What is the Tea Party’s foreign policy?  Walter Russell Mead has an answer.  In Foreign Affairs, he links today’s right-wing populism with that of the 1830s, embodied in the person of Andrew Jackson.  The common thread, Russell Mead claims, is an anti-establishment ethos: “The Tea Party movement is best understood as a contemporary revolt of Jacksonian common sense against elites perceived as both misguided and corrupt.”

Curiously, this wariness of venal decision makers, so pronounced when it comes to domestic matters, all but vanishes at the water’s edge when America’s national security is perceived to be threatened abroad.  No nefarious motives are assumed of policy mandarins then.  It’s an inherent paradox of right wing populism.

The Tea Party has not resolved this contradiction.  While some modern-day Jacksonians advocate a foreign policy that mirrors their belief in limited government, and are consequently inward looking and isolationist, most support a more robust global footprint.  As Russell Mead puts it, the Paulites, named after libertarian Congressman Ron Paul, have lost the ideological battle to the Palinites, who reflect the interventionist foreign policy favored by the former Alaskan governor.

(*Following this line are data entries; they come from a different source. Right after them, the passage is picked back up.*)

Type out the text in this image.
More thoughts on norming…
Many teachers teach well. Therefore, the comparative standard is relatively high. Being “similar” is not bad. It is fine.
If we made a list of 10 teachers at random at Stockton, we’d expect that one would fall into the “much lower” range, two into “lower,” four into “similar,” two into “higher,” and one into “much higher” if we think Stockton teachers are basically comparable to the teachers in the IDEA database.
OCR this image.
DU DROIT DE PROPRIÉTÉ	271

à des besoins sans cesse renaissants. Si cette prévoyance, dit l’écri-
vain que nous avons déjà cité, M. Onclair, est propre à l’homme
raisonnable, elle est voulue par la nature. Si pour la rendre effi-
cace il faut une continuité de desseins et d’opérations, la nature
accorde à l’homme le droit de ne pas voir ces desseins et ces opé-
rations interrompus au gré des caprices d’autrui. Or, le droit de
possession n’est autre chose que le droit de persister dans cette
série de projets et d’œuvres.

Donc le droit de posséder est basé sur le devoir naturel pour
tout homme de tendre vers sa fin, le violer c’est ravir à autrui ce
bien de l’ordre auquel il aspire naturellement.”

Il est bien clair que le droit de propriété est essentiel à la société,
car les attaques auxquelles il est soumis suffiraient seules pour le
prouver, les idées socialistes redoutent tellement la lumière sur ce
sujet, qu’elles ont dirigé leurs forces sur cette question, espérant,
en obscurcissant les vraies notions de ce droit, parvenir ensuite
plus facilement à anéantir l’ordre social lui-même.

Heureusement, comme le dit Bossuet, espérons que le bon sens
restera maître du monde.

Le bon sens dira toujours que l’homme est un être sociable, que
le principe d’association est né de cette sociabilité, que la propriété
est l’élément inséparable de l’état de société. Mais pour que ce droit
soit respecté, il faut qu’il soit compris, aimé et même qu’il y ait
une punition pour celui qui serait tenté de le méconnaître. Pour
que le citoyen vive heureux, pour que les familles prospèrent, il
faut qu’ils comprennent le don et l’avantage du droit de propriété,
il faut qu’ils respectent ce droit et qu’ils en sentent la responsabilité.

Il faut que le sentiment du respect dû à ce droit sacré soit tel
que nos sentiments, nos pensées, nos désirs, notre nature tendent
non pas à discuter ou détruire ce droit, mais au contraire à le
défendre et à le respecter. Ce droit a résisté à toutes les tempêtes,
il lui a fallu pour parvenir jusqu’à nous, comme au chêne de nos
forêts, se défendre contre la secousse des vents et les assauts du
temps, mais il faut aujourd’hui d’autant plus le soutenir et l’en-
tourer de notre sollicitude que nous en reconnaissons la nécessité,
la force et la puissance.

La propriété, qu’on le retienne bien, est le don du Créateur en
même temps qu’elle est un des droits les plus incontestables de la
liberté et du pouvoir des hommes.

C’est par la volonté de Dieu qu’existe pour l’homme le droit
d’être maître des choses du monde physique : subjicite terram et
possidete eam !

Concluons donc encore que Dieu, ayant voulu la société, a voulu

As the Tea Party goes, so goes the GOP.  The near unanimity of opinion among the leading presidential candidates regarding the virtues of an interventionist posture is striking.  Aside from Mississippi Governor Haley Barbour, the main GOP hopefuls are engaged in one-upmanship over who is more hawkish.  Stay the course in Afghanistan?  Check.  Impose a no-fly zone over Libya?  Absolutely.  Pay obeisance to Bush’s so-called Freedom Agenda?  Darn right.  “Once upon a time, there was a debate within the [GOP] between realists…and the neocons,” Elliot Abrams, a veteran Republican foreign policy hand told Politico.  “It seems like realists have lost that debate.”

That debate may be settled, but has it been settled coherently?  Hardly.  The Tea Party’s supposed commitment to fiscal prudence runs counter to an aggressive foreign policy requiring that America go abroad in search of monsters to destroy, as John Quincy Adams warned against.

This is no small inconsistency.  Self-described deficit hawks in Congress have suggested killing off entire departments to stem what GOP Indiana governor and potential presidential contender Mitch Daniels called the “new red menace.”  But the same group, often flying the Tea Party banner, vows not to touch the Pentagon budget, which tops $725 billion annually, the largest tab in constant terms since the end of World War Two.  Yet many Tea Party-backed lawmakers want to spend even more.

Once again, Haley Barbour is a lone voice of reason.    At a campaign stop in Davenport, Iowa, he told a crowd of GOP faithful: “Anybody who thinks you can’t save money at the Pentagon has never been to the Pentagon.  If we Republicans don’t propose saving money on defense, we won’t have credibility on anything else.”  Barbour’s iconoclasm perhaps explains why he’s considered a long shot for the GOP presidential nomination.

But an even more glaring inconsistency riddles these supposed libertarian avatars that have embraced an ideology, neoconservatism, which at its core seeks to empower the government at the expense of the individual.  The point is forcefully made by C. Bradley Thompson, a professor at Clemson University.

In Neoconservatism: An Obituary for an Idea, Thompson argues that the political philosophy is fundamentally elitist.  He quotes neoconservative founding father Irving Kristol, who said that it is possible for a small number of enlightened leaders “to have an a priori knowledge of what constitutes happiness for other people.”  (Presumably, Kristol counted himself among the visionaries).  The benighted rabble, on the other hand, incapable of knowing what was in their best interest, was best served by deferring to their intellectual betters.  The notion implies the subordination of the individual to a state run by philosopher-kings.

From this unabashedly anti-democratic view flows a foreign policy that seeks salvation for (and from) the vulgarized masses at home by saving the world from tyranny.  Such is the national mission.  Writing on the website of the CATO Institute, the libertarian think tank, Thompson concludes: “My deepest fear is that the neoconservatives are preparing this nation philosophically for a soft, American-style fascism—a fascism purged of its ugliest features and gussied up for an American audience.”

The Tea Party, which fancies itself as a defender of the democratic realm against ghastly elites, would deny Thompson’s claim.  But our recent history demonstrates that these modern-day Jacksonians are treading in dangerous territory, flirting with a worldview at odds with the egalitarian founding principles upheld by the nation’s greatest leaders, including Old Hickory himself, Andrew Jackson.